Eritrean flat bread, also called "ingera".
Ingredients[]
- 3 cups self-rising flour
- ½ cup whole wheat flour
- ½ cup cornmeal -- or masa harina
- 1 tbsp active dry yeast -- (one package)
- 3½ cups warm water
Directions[]
- In a large bowl, mix the above ingredients.
- Let set in large bowl, covered, an hour or longer, until batter rises and becomes stretchy. It can sit as long as 3–6 hours.
- When ready, stir batter if liquid has settled on bottom.
- Then whip in blender, 2 cups of batter at a time, thinning it with ½ - ¾ cup water. Batter will be quite thin.
- Cook in non-stick frypan without oil over medium or medium-high heat.
- Use ½ cup batter per taita for a 12-inch pan or ⅓ cup batter for a 10-inch pan.
- Pour batter in heated pan and quickly swirl pan to spread batter as thin as possible.
- Batter should be no thicker than ⅛-inch. Do not turn over.
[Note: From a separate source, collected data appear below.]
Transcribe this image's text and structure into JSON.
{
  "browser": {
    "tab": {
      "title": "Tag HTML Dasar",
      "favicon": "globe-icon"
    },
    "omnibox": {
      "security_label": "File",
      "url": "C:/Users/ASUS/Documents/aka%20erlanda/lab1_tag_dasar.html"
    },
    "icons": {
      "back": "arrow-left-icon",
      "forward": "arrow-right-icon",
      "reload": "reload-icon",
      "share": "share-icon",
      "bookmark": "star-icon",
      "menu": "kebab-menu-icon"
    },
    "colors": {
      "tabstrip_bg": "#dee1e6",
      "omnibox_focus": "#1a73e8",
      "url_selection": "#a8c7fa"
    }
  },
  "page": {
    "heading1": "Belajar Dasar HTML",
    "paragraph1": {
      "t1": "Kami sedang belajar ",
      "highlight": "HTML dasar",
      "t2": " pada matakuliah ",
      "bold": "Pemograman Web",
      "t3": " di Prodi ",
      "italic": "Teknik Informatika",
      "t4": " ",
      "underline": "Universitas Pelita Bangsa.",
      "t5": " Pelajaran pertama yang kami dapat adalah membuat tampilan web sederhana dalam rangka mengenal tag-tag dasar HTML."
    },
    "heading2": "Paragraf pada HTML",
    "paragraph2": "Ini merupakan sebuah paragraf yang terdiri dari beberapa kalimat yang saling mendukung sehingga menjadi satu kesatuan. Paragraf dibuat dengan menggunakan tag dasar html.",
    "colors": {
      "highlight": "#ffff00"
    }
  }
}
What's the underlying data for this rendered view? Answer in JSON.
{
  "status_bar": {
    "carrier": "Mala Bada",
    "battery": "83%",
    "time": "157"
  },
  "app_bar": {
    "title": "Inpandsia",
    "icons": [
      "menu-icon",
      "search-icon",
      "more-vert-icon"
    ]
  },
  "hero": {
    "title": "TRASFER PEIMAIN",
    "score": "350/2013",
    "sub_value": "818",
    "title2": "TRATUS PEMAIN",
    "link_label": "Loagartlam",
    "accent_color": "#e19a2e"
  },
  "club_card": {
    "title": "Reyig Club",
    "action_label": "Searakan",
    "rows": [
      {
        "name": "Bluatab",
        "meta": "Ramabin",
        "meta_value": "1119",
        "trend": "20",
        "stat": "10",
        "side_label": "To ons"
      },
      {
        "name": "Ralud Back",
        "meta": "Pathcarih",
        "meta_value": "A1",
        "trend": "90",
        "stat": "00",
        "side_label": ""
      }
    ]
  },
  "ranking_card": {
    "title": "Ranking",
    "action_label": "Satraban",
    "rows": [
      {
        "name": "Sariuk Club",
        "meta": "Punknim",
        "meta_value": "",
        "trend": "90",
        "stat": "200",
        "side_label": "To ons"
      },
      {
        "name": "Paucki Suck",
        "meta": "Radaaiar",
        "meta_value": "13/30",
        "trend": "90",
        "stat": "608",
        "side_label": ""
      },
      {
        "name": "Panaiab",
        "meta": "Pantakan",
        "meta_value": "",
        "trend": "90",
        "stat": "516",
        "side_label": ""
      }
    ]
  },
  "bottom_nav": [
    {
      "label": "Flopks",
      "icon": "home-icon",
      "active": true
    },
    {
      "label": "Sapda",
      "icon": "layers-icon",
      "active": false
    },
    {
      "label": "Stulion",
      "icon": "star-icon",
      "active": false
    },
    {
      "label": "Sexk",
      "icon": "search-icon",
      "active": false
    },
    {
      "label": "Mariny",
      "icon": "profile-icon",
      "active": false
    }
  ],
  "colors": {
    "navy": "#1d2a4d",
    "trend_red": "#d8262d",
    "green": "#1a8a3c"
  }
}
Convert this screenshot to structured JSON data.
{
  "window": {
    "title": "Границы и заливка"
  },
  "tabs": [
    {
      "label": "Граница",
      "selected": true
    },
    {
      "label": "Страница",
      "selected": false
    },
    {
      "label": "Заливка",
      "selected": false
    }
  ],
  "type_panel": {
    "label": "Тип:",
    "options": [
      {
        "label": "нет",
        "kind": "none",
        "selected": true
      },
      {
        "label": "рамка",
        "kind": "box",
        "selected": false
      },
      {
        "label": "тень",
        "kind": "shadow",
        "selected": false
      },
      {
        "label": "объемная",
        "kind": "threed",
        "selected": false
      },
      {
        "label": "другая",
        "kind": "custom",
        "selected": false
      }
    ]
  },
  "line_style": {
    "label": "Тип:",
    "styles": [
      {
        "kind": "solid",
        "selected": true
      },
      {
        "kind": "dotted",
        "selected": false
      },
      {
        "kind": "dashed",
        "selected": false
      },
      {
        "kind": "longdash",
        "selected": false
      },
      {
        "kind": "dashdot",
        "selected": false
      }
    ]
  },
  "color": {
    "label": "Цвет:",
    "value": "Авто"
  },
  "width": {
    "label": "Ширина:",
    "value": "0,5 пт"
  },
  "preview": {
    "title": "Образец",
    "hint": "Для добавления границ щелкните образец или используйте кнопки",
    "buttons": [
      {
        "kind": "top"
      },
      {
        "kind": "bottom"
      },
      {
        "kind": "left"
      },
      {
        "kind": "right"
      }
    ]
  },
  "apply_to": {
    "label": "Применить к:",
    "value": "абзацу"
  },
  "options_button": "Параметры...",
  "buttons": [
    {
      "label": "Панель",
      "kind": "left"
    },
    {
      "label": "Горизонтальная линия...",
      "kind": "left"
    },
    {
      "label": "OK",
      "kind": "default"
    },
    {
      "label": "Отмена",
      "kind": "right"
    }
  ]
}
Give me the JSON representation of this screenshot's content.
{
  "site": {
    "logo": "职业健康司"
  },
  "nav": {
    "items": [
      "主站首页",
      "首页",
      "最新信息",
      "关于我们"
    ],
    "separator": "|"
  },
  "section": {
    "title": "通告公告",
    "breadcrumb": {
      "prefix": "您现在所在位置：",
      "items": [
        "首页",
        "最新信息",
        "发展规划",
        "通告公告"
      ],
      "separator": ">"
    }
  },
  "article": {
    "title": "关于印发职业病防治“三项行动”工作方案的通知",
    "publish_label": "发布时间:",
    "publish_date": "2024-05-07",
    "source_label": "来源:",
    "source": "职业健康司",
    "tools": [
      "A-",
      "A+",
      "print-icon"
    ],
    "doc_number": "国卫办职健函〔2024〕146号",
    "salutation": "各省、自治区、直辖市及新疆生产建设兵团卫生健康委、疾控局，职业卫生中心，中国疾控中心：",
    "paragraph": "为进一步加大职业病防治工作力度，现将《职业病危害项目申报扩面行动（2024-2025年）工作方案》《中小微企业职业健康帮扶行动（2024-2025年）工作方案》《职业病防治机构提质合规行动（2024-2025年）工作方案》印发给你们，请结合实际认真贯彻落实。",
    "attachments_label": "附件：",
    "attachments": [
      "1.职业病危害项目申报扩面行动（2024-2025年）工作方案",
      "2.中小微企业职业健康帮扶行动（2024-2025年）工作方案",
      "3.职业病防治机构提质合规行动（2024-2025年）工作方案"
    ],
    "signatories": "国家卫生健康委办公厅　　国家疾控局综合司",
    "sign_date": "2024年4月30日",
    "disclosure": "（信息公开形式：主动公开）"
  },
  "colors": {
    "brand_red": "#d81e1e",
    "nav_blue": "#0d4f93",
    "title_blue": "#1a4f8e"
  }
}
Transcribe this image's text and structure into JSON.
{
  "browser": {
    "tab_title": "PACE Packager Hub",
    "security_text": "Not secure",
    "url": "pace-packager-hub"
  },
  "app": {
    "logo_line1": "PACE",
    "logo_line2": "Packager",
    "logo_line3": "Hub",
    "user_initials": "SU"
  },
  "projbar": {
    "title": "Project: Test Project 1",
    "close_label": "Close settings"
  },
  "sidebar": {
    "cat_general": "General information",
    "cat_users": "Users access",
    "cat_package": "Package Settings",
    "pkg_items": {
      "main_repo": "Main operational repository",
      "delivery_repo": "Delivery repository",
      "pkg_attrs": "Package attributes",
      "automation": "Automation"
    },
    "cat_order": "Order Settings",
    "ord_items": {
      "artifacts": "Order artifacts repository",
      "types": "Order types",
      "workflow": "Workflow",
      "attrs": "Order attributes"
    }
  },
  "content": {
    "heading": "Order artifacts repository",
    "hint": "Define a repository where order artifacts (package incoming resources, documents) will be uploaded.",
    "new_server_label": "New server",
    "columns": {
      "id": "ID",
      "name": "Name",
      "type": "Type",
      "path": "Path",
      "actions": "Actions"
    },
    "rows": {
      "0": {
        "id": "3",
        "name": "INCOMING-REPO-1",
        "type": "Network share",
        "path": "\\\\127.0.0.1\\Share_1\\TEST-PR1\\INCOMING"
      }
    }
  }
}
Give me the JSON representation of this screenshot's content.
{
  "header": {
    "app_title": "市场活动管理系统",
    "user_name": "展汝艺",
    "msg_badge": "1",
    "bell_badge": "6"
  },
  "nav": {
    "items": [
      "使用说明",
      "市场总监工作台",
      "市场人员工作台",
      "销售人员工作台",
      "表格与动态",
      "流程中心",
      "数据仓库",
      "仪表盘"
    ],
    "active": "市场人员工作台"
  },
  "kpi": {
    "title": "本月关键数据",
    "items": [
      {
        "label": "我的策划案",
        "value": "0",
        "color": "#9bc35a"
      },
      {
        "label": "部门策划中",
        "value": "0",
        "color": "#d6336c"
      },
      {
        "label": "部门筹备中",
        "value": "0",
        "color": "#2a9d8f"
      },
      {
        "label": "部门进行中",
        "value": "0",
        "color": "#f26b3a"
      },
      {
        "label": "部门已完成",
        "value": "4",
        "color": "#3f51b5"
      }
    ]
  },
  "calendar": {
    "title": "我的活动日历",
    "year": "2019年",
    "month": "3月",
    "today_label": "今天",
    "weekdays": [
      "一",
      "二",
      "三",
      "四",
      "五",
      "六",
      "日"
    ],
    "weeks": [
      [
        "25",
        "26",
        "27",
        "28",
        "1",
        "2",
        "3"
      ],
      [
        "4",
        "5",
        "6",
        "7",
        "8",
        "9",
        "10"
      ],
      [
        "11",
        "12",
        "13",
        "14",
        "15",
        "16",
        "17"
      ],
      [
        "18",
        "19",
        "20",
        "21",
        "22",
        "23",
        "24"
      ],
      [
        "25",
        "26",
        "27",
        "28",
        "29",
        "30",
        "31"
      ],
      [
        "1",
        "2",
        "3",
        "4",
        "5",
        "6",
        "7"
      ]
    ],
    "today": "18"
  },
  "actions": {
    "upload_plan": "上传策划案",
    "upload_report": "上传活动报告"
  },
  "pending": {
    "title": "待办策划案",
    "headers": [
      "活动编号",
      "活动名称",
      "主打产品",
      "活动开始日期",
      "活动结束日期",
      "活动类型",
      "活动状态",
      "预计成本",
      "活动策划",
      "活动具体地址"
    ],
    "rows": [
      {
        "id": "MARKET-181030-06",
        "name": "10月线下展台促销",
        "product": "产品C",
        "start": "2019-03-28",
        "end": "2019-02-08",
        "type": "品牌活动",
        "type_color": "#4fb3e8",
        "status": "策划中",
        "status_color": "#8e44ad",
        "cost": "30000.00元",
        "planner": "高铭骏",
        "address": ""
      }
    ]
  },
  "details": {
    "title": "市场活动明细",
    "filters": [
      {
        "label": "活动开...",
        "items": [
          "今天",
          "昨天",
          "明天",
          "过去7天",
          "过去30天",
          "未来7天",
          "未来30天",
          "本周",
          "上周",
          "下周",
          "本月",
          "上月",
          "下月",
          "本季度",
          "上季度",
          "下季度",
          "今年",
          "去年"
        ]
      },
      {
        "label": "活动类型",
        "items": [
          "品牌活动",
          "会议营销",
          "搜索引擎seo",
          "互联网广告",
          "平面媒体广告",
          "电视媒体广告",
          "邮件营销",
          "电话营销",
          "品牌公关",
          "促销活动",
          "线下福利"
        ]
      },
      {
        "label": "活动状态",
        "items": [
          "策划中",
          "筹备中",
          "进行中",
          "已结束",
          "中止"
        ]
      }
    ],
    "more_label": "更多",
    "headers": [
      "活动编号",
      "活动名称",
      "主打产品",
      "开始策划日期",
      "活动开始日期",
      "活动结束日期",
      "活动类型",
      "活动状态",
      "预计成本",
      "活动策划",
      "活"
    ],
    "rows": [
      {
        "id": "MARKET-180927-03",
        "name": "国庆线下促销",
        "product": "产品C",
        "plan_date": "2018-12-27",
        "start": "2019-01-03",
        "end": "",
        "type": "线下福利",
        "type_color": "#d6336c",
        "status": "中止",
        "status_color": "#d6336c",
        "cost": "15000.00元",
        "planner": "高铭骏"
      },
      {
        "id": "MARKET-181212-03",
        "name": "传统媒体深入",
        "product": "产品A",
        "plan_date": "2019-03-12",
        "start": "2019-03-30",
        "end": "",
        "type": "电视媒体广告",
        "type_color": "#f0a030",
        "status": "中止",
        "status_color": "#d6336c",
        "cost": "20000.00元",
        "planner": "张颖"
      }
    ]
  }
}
Taita does not easily stick or burn. It is cooked through when bubbles appear all over the top.
- Lay each taita on a clean towel for a minute or two, then stack in covered dish to keep warm.
- Finished taita will be thicker than a crepe, but thinner than a pancake.
- To serve, overlap a few taita on a platter and place stews on top (i think most kinds of spicy bean or veggie stews/curries would be great with this.
- Or lay one injera on each dinner plate, and ladle stew servings on top.
- Give each person three or more taita , rolled up or folded in quarters, to use for scooping up the stews.
- If you make 15 x 12-inch taitas, each would be about 120 calories, 3% CFF.
- For a more authentic taita, add ½ cup teff flour (teff is a kind of millet) and reduce the whole wheat flour to ¼ cup.